温かくて、頼もしくて、ドキドキとして――でも、それだけではなく、内側からぞくりとするようなものを感じて……。
「ああ。肉体的な関係があったか、ということではなくてですね。たとえばご近所や職場、あるいはよく顔を合わせる知人の中に、アルファ性の方がいらっしゃるかどうか――と、その程度のことで」
「あ、あーっ……ですよね!」
一人で盛り上がってしまったのが恥ずかしい。春陽は口元に手を当てて、「ええと」と言葉を探した。

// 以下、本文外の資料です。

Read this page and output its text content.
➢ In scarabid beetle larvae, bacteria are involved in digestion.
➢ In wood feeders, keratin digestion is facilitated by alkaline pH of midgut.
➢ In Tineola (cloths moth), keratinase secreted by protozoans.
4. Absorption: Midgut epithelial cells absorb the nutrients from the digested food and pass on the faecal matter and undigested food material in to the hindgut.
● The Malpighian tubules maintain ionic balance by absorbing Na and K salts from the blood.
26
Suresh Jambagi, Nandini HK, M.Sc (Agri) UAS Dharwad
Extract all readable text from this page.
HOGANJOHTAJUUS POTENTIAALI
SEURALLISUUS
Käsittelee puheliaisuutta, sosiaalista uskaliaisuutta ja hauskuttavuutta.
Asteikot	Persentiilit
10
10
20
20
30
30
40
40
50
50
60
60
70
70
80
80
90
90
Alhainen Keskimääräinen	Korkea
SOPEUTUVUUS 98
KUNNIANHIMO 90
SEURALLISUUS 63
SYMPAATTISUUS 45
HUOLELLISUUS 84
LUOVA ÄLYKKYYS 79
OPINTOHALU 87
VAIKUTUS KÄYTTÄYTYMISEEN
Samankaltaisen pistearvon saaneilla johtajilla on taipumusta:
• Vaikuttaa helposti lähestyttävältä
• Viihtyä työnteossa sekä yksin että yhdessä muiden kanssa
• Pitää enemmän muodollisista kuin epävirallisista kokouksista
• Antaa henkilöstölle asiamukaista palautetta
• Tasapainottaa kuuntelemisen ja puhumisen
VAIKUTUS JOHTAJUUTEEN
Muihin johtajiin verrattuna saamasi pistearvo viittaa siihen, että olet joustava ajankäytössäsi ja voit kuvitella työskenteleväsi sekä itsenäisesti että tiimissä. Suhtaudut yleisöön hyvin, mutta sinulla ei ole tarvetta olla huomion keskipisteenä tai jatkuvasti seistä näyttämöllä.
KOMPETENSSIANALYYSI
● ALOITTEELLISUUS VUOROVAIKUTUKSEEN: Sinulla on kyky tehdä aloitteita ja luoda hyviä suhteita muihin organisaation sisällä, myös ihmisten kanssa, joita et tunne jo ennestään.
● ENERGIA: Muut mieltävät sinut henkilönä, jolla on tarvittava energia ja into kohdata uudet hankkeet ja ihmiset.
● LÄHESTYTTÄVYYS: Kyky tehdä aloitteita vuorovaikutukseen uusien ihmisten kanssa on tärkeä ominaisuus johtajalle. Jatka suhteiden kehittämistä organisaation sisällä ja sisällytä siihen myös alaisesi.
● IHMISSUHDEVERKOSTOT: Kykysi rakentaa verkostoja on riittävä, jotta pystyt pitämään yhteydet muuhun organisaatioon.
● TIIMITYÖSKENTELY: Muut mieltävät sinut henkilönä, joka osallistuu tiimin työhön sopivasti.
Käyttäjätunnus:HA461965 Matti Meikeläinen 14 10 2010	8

「友人にアルファの人がいます。近頃は会う頻度も多くて」
「というと?」
「ここ数か月、三か月くらい前からでしょうか? 今では週一程度で会うようになっています」
春陽が答えると、医師は「そうですか」と返して、パソコンになにやら打ち込んでいた。
「あの、そういうのって何か関係あるんでしょうか? 影響が出るもの、というか」
気になって問いかければ、医師は静かに言う。
「個人差はありますが――相性のいいアルファが身近にいることで、発情期 周期が早まったり、抑制剤が効きづらくなったり……と、体質に変化が出るケースは実際あります。特に清水さんのように、もともと数値が低めの方だと影響されやすいですね」
「……相性のいい、アルファ」
春陽はぽつりと呟いたが、相手には聞こえなかったらしい。
「今回はやや強めの抑制剤をお出ししておきます。あとはもう、いつもどおり過ごしていただいて結構ですよ。次回以降、経過を見て調整していきましょう」
医師はそう言いながら、処方箋を書いていく。
ぼんやりとしたまま診察を終え、薬を受け取った頃には、すっかり正午近くになっていた。
春陽は、どこかふわついた足取りで歩き出す。
次に向かったのは、近所のスーパーマーケットだった。